I'm afraid I am going to have to go there.
When I started this blog, this was a topic I always thought would be off limits here. It is just too volatile a subject, and I have friends on both sides of the equation I love dearly. But as I am sitting here watching a Dr. Phil episode on this very topic, I feel compelled to exhale some thoughts somewhere. As I don't have the good Doc on speed dial, I am breaking one of my own blog rules and addressing the topic here.
In case anyone wonders, I am a stay at home mom. I always imagined I would be and to be honest, I don't even remember Mark and I having any lengthy discussions about it before it happened. I'm not even 100% sure how I landed at this decision. I was raised by a stay at home mom, and so I imagine that plays a large part in my expectations of motherhood. Mark and I lived on his one income even when I was working, so finances were a non factor. I thoroughly enjoyed my job pre-kids, and I have remained involved in the arena of children's ministry on some level since quitting work almost 8 years ago, but there was never any doubt in my mind what would happen once I had children.
Now none of this is to say that I am living the perfect life as a stay at home mom. If I am honest, there have been more days than I anticipated when I felt overwhelmed, untrained, and just plain worn out by staying home with the boys. I have struggled with loneliness, isolation, and a feeling of general insecurity while I stayed home with the boys and perceived the rest of the world going by - or more accurately moving forward - while I sat by and watched enviously as the kids overflowed the toilets and Barney played in the background.
On the other hand, I am WITH my kids, and I value that, even if they don't always appreciate my continued presence. For me and for my personality, I feel the most focused and successful when I have a singular purpose. I don't know that they will one day have this overwhelming sense of gratitude when it comes to the sacrifices I made to stay at home with them through these years. This is a choice that I made, and so it isn't on them to reassure me that my decision was the right one for all of us. But most days I am sure that this is where I belong and that this is what brings me an interesting balance of joy and challenge.
Here is my frustration today though. To make for good television, Dr. Phil pitted working moms against stay at home moms and then tried to play the hero to create middle ground where he had secretly weaved division. And the very stereotypical conversations we all know - no matter what side you're from, you know the arguments - started flying. In an effort to bridge the great chasm between stay at home moms and working moms (next he tackles Israel and Palestine), Dr. Phil brought on stage several of his employees who were, obviously, working moms. And this is where the vibe of the show began rubbing me the wrong way. They began, rather aggressively might I add, showing photos and citing all the accomplishments of their kids and how great they were and how amazing the women were at their jobs too. They even brought out a producer who was the product of a working mom so she could testify to how wonderful her mom was and how terrific their relationship is now.
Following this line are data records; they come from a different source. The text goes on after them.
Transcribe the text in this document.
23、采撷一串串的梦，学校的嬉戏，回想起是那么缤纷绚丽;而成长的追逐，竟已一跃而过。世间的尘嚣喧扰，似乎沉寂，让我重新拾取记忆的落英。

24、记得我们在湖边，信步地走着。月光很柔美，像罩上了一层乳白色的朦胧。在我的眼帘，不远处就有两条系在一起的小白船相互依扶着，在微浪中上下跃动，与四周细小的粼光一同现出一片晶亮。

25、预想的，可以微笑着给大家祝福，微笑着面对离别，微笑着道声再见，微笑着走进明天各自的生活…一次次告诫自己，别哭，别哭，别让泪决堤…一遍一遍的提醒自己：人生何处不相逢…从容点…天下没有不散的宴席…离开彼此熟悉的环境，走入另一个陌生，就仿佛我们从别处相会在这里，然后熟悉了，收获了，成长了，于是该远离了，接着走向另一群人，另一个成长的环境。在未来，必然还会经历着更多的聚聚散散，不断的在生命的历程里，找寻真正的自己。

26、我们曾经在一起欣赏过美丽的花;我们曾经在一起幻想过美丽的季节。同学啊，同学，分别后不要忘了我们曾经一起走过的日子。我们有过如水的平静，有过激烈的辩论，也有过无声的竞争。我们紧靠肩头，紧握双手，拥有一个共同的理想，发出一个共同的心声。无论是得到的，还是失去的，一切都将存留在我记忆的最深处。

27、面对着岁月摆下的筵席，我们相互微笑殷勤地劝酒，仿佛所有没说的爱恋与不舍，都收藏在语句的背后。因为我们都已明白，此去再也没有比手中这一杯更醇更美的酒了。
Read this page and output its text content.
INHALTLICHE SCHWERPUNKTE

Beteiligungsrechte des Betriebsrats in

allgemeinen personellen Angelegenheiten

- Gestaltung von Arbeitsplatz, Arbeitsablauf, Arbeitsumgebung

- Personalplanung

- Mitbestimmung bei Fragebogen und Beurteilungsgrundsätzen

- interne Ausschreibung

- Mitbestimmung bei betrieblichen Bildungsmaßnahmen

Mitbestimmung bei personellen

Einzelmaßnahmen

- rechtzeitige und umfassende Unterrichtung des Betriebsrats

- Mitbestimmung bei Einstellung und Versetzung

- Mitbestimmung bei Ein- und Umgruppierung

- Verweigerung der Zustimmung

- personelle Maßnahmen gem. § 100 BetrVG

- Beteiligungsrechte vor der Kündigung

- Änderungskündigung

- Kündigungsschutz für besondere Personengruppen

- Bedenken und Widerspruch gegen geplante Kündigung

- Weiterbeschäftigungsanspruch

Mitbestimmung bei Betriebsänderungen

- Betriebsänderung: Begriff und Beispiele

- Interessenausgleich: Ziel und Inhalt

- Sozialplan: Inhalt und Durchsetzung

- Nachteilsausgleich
And all of this felt like a plea - no, a DEMAND, for kudos from the stay at home moms in the audience.
I can't pinpoint a specific comment, but at some point I noticed that the stay at home moms were being primarily represented by a rather chaffing, outspoken woman, and the working moms were being portrayed as the victims of all the harsh judgement of self righteous stay at home moms everywhere. It seemed like suddenly the two camps arrived at this moment in time (conveniently on air for Dr. Phil's ratings) when all the work at home moms wanted not only the freedom to choose what was right for themselves, but they wanted everyone else to pat them on the back for the choice they made. And after awhile it all became just too much. Because now I feel like not only do I as a stay at home mom have the burden of...staying home...but I just feel like I got assigned the job of ooohhhing and aaahhhhhing over everyone else's children and choices as well. "Oh, that's terrific your child has great manners." "Oh, I'm so glad you won't be working September 4th because it's your child's first day of school." And in return could you please not make fun of the fact that I am wearing a stained velour sweatsuit with last year's hair style while I tell you how well you are balancing your home and work life?
Look, I stay at home with my kids. Some of my best friends with some of the nicest kids I know work outside the home. Whatever. Do I think I am doing the right thing for my family by staying home? Yes, I do. Clearly I don't presume to know what is best for every other woman in the world and her family, but I just don't have the free time to always add that at the end of the "I'm doing what is best for my family" sentence. I have my hands full building up my own kids and reassuring myself that each day I am making the best choices I can for my family. I'm just not sure I can take on the job of reassuring everyone else that my choice does not equal any judgement on theirs.